# Going Backwards



## Stacey (Mar 3, 2010)

Hi - we have a 4 month old cockapoo who is crated at night. Since day 1 he has been absolutely wonderful with dry nights nearly all the time (except from the very early days, and that was only 2 or 3 nights). However, the night before last he fouled all over his bed and puppy pad and last night he wee'd on his puppy pad. I havent done anything differently to make him do this. I have still been taking him out to the toilet just before bed and we are coming down the same time in the morning. Any advice as to why he has just started doing this?


----------



## kendal (Jul 16, 2009)

hey i deleted you duplicate post in puppy place as it had the least post and we wouldn't have people posting the same advice in two threads. 


how big is his crate, i personally don't like putting puppy pad in crates as i feel it gives the wrong message to the dog, as you teach them that the toilet on the pad then put it in their bed means its OK to toilet in their bed. but that might just be me. 
a crate should only have enough room for the do to stand up and turn around and lie down comfortable in. 

did you feed him later than normal or did he not toilet on the walk before bed. was his toilet runny or softer than usual. it could be he has an upset tummy and couldn't wait but didn't let you know he needed out. 

i wouldn't worry to much if this is the only time he has done this it could be a complete accident and he just really needed to go. 

if this does continue over the next couple of nights or becomes more of a regular occurrence although not every night, i would suggest feeding him early earlier and insuring he does toilet before bed. 

good luck let us know how you get on.


----------



## Enneirda. (Mar 5, 2010)

When do you take up his water? Ideally you will draw his attention to it in case he wants a sip, then put it up about three of four hours before bed.
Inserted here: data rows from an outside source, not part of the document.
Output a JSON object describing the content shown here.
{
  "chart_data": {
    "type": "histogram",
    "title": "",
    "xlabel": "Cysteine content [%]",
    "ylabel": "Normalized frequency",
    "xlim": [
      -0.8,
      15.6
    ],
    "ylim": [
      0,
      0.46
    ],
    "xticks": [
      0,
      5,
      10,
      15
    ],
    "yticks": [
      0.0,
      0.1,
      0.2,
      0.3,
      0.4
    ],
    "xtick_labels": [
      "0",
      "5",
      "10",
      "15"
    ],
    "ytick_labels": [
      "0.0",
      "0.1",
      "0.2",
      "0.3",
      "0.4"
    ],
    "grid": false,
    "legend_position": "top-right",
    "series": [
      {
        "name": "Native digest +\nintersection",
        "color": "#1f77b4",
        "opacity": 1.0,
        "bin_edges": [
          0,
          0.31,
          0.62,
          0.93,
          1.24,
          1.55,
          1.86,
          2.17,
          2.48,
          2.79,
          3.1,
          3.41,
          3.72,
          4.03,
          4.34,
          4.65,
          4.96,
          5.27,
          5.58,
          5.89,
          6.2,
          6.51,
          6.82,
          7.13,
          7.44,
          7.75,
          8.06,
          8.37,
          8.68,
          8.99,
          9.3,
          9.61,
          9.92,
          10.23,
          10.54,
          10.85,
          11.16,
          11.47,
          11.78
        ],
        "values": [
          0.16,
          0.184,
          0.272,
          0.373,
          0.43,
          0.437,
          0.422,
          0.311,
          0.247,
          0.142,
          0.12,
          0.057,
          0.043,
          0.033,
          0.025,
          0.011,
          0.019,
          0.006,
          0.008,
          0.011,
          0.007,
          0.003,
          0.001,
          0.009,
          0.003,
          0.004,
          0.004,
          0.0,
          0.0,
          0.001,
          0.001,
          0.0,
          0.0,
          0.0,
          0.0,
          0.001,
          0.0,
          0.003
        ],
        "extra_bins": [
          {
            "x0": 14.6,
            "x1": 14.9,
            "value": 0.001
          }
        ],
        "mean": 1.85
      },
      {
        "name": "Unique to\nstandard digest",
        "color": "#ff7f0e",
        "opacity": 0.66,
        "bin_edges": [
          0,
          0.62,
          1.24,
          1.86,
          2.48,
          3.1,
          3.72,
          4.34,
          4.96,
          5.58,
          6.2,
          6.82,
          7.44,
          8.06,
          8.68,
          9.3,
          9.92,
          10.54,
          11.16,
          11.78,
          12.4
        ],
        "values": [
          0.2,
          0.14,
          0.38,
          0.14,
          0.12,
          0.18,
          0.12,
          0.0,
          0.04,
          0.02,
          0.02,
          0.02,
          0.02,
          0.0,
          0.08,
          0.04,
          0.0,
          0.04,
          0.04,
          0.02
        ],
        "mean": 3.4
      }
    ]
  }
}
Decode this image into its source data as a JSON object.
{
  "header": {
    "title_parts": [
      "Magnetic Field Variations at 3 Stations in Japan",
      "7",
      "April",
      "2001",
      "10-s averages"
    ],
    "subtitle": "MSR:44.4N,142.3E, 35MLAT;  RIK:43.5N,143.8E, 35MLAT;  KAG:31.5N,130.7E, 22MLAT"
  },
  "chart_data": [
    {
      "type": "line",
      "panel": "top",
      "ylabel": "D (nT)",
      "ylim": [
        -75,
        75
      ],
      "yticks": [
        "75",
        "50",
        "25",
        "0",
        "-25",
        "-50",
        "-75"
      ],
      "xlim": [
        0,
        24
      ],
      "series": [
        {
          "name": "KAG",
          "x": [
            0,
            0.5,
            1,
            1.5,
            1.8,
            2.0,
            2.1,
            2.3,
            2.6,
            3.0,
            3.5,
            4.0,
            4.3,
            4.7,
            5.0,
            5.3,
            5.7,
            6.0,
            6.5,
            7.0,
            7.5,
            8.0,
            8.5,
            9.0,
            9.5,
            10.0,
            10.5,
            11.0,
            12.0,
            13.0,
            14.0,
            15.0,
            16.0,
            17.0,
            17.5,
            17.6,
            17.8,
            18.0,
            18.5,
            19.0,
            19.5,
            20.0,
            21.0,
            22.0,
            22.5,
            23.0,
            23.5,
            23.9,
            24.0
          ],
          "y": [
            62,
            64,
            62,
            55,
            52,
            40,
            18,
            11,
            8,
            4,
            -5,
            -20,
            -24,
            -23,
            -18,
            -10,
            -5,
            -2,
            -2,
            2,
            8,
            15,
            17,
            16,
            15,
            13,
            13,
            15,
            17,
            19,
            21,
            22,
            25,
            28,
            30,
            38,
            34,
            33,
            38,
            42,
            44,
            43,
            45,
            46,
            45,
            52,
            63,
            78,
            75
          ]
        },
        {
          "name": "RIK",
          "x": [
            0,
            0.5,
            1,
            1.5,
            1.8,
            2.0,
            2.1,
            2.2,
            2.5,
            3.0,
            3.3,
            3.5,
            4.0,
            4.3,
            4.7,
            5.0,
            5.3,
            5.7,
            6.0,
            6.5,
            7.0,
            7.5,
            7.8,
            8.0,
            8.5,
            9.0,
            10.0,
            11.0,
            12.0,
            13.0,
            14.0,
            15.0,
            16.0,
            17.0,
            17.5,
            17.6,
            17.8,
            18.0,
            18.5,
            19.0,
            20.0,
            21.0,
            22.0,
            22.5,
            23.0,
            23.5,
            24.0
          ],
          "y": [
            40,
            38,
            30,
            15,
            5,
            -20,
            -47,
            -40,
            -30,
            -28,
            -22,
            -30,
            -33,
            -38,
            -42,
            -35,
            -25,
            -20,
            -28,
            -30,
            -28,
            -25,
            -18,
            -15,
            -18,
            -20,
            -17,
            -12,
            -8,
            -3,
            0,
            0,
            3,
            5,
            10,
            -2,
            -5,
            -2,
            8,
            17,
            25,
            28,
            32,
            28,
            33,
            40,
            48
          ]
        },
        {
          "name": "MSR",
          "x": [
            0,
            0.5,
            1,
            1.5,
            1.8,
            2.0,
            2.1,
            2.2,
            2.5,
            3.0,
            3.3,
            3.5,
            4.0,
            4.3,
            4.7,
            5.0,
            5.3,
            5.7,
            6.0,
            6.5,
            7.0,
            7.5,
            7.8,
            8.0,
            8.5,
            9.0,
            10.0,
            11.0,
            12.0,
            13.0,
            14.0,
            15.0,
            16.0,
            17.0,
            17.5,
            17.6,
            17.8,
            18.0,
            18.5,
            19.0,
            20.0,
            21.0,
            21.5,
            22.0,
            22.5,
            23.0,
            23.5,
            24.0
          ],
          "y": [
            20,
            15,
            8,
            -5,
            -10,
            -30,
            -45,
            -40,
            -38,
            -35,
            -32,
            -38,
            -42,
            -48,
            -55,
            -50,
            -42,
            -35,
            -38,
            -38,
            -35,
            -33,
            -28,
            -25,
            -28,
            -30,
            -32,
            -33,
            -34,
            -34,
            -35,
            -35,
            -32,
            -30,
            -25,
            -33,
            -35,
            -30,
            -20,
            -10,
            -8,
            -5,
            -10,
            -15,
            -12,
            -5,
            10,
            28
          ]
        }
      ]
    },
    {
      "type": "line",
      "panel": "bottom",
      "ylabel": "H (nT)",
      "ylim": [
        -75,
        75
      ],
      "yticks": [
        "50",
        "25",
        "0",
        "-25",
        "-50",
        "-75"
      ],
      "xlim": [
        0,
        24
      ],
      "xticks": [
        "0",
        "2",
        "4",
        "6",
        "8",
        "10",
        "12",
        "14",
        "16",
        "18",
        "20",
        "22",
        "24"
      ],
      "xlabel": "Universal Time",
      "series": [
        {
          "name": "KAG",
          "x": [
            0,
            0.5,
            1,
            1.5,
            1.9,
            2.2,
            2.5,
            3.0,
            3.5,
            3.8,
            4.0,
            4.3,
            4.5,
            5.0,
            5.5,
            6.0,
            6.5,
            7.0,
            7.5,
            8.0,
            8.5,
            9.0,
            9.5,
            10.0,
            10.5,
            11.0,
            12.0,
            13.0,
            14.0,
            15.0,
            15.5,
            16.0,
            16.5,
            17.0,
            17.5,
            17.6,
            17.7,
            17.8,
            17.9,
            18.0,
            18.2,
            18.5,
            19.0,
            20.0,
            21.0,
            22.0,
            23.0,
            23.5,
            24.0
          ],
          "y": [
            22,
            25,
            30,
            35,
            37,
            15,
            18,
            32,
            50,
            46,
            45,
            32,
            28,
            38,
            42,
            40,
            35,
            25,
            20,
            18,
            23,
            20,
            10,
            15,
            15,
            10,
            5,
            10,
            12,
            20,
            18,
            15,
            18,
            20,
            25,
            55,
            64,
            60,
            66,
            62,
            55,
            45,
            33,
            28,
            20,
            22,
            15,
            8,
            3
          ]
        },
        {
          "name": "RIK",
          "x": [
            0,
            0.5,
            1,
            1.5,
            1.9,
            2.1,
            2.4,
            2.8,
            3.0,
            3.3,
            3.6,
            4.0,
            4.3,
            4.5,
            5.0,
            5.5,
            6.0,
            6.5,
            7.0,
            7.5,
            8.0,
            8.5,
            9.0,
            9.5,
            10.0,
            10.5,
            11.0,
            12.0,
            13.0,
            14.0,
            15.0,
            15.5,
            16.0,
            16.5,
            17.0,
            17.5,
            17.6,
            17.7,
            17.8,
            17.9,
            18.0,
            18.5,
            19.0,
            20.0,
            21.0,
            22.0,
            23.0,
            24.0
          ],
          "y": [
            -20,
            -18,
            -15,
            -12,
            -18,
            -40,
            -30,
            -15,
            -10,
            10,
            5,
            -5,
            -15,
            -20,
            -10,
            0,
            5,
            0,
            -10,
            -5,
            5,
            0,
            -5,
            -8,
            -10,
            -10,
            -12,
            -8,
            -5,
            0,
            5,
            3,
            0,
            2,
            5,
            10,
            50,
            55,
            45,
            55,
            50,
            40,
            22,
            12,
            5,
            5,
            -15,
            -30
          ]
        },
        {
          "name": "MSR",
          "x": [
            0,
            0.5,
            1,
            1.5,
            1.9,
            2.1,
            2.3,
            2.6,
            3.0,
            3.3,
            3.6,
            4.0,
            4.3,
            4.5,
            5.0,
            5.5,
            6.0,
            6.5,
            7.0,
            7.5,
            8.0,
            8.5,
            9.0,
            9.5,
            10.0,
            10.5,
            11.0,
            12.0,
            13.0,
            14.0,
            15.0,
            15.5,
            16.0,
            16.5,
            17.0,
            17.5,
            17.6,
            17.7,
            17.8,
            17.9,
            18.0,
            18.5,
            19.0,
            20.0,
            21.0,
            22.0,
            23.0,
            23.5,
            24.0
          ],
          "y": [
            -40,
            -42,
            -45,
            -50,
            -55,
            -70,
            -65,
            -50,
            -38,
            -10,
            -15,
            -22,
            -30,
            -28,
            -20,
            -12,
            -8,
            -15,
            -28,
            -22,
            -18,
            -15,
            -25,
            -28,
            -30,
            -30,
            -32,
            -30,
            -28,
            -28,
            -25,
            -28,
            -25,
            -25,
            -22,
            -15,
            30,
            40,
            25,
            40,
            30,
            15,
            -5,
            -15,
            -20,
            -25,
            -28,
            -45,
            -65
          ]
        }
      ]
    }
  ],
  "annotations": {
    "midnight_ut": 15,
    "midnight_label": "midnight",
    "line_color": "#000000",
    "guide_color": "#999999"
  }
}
Did you tire him out good before bed both days? If he get's up in the night because he's not tired, he would have to go.

I agree with Kendal, make sure the crate is just big enough so he can lay down comfortably. Also take the bed and pad out and give him a easily washed thick towel instead. If the dog bed keeps any smell at all, he'll use it again so I'd wait to give it to him until he's older.


If it continues after you try these, you'll have to wake up in the night. No habit is worst then going in there crate. Good luck!


----------



## Stacey (Mar 3, 2010)

Hi there - thanks for your advice. i think it was an "one off" as he hasnt done it again. I do need to know though when i should stop crating him altogether. He is now 4 months old and we are going away in the Summer when he'll be 7 months. The lady he is staying with doesnt have room for the crate and says that she'll be happy for him to sleep in his basket/blanket in her room with her. Should I try and wean him away from the crate slowly, ie. initially leave the door open at night so he can roam around the kitchen and then gradually bring in a basket and see if he starts to sleep in that or is it still too early. He does love to go in it at night and in the day. I think this is a tricky one !!


----------



## kendal (Jul 16, 2009)

my Gypsy and Inca are 3 years old and Echo is 19 months they all still sleep in their crate together. 
you could leave the door open and see if he comes out at night, then fold the crare down and putting his bedding ontop of it. 


just go with what you tink and see how it goes. its up to you where he sleeps.


----------



## merry (Feb 4, 2010)

I wouldn't stop crating him at all until he is 100% house trained. That just sounds like a recipe for disaster.


----------